Leila Josefowicz in Recital = BEETHOVEN: Violin sonata No. 10 in G, Op. 96; BRAHMS: Sonata-Movement; RAVEL: Violin Sonata in G; MESSAIEN: Theme and Variations; GREY: San Andreas Suite; SALONEN: Lachen verlent for Violin -John Novacek, p. – Warner Classics

by | Jun 24, 2005 | Classical CD Reviews | 0 comments

Leila Josefowicz in Recital = BEETHOVEN: Violin sonata No. 10
in G, Op. 96;BRAHMS: Sonata-Movement in C Minor; RAVEL: Violin Sonata
in G; MESSAIEN: Theme and Variations; GREY: San Andreas Suite for
Violin solo; SALONEN: Lachen verlent for Violin Solo/John Novacek,
piano – Warner Classics 2564 61948-2  40:41; 45:13 (Distrib.
WEA)****:

I must confess that, having seen and heard violinist Leila Josefowicz in
concert in Atlanta some years ago,  I was not too favorably impressed,
writing her off as another in a long string of virtuosos who turn the
Mendelssohn and Tchaikovsky concertos into Paganini. But it would
seem that Ms. Josefowicz, who sports a lovely-sounding 1724 Guarneri del
Gesu instrument, has matured as an artist and musical thinker; and this
recital, taped 22-25 January 2005 at the American Academy of Arts and
Letters, is an intelligent blend of old and new impulses played with
fervor and grace by a pair of like-minded professionals.

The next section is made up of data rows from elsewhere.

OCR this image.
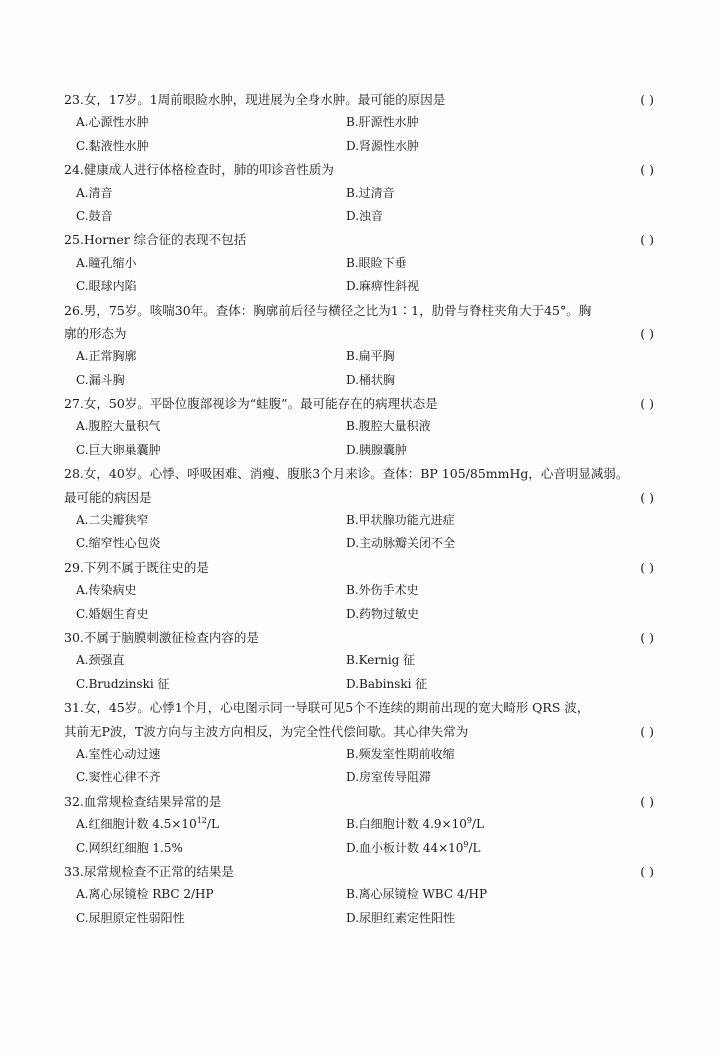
23.女，17岁。1周前眼睑水肿，现进展为全身水肿。最可能的原因是	( )
A.心源性水肿	B.肝源性水肿
C.黏液性水肿	D.肾源性水肿
24.健康成人进行体格检查时，肺的叩诊音性质为	( )
A.清音	B.过清音
C.鼓音	D.浊音
25.Horner 综合征的表现不包括	( )
A.瞳孔缩小	B.眼睑下垂
C.眼球内陷	D.麻痹性斜视
26.男，75岁。咳喘30年。查体：胸廓前后径与横径之比为1∶1，肋骨与脊柱夹角大于45°。胸
廓的形态为	( )
A.正常胸廓	B.扁平胸
C.漏斗胸	D.桶状胸
27.女，50岁。平卧位腹部视诊为“蛙腹”。最可能存在的病理状态是	( )
A.腹腔大量积气	B.腹腔大量积液
C.巨大卵巢囊肿	D.胰腺囊肿
28.女，40岁。心悸、呼吸困难、消瘦、腹胀3个月来诊。查体：BP 105/85mmHg，心音明显减弱。
最可能的病因是	( )
A.二尖瓣狭窄	B.甲状腺功能亢进症
C.缩窄性心包炎	D.主动脉瓣关闭不全
29.下列不属于既往史的是	( )
A.传染病史	B.外伤手术史
C.婚姻生育史	D.药物过敏史
30.不属于脑膜刺激征检查内容的是	( )
A.颈强直	B.Kernig 征
C.Brudzinski 征	D.Babinski 征
31.女，45岁。心悸1个月，心电图示同一导联可见5个不连续的期前出现的宽大畸形 QRS 波，
其前无P波，T波方向与主波方向相反，为完全性代偿间歇。其心律失常为	( )
A.室性心动过速	B.频发室性期前收缩
C.窦性心律不齐	D.房室传导阻滞
32.血常规检查结果异常的是	( )
A.红细胞计数 $4.5\times 10^{12}/L$	B.白细胞计数 $4.9\times 10^9/L$
C.网织红细胞 1.5%	D.血小板计数 $44\times 10^9/L$
33.尿常规检查不正常的结果是	( )
A.离心尿镜检 RBC 2/HP	B.离心尿镜检 WBC 4/HP
C.尿胆原定性弱阳性	D.尿胆红素定性阳性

The New has representation in the work of Mark Grey, a West coast
composer, who created his San Andreas Suite especially for Josefowicz.  In
three descriptive movements, marked Wonder Years, Clear Lake, and
Eruption, the piece captures alternating currents of light and dark
sonorities, with the middle section’s communicating an Eastern/Oriental
influence the composer attributes to the Asian community thriving in the
San Francisco environs. The Eruption sequence has an earthy impetus
derived from rock music sources. Composer-conductor Esa-Pekka Salonen
penned Lachen verlernt (Laughing Un-learned), his homage to Schoenberg‚s
Pierrot Lunaire, in 2002. Utilizing repeated, ostinato figures in the
manner of a chaconne, this severe and at times dark piece gains in
momentum as it proceeds, a reminiscence of Bolero by way of Bach
harmonization. The opening selection, a relatively early work by Olivier
Messaien, has classical refinements in procedure after a simple melodic
kernel presents itself. Combining rhythmic variation with Webern’s
tendency to pulverize the original materials, Messiaen still manages to
elicit a few tender sentiments from his sometimes static material – then
moving to a kind of religious fervor in the slow finale that may well
suggest a quiet epiphany.

The Old has its representatives in Beethoven, Brahms, and Ravel, the last
of whom avowed a kind of antipathy between violin and piano; but whatever
antagonism exists in the parts is concealed in the bluesy and jazz-like
riffs the two instruments share, often evoking the sonority of the G Major
Piano Concerto.  The often lean de-sentimentalized sound has Josefowicz
working the tip of the bow, eschewing the big, luxuriant lushness for an
ironic understatement, a touch of the decadent cabaret. The obsessive
character of the Perpetuum mobile has Josefowicz working her magic as she
would for the same composer’s Tzigane. Beethoven’s G Major Sonata (1812)
has an almost Schubertian sense of wandering; I am reminded that Oistrakh
also chose to make this piece a recital debut for American tours in 1956.
Here, Josefowicz eschews the bravura for an intimate, parlando style that
is quite persuasive in its intimacy. On the Brahms C Minor Scherzo,
rather, rests the burden of Josefowicz’s brilliantine; the repeated
urgings on G, akin to Beethoven’s Fifth Symphony, along with the doublings
at the octaves and the sixth degree of the scale, are enough to convince
us that the pyrotechnical fiddler is always there if we need her.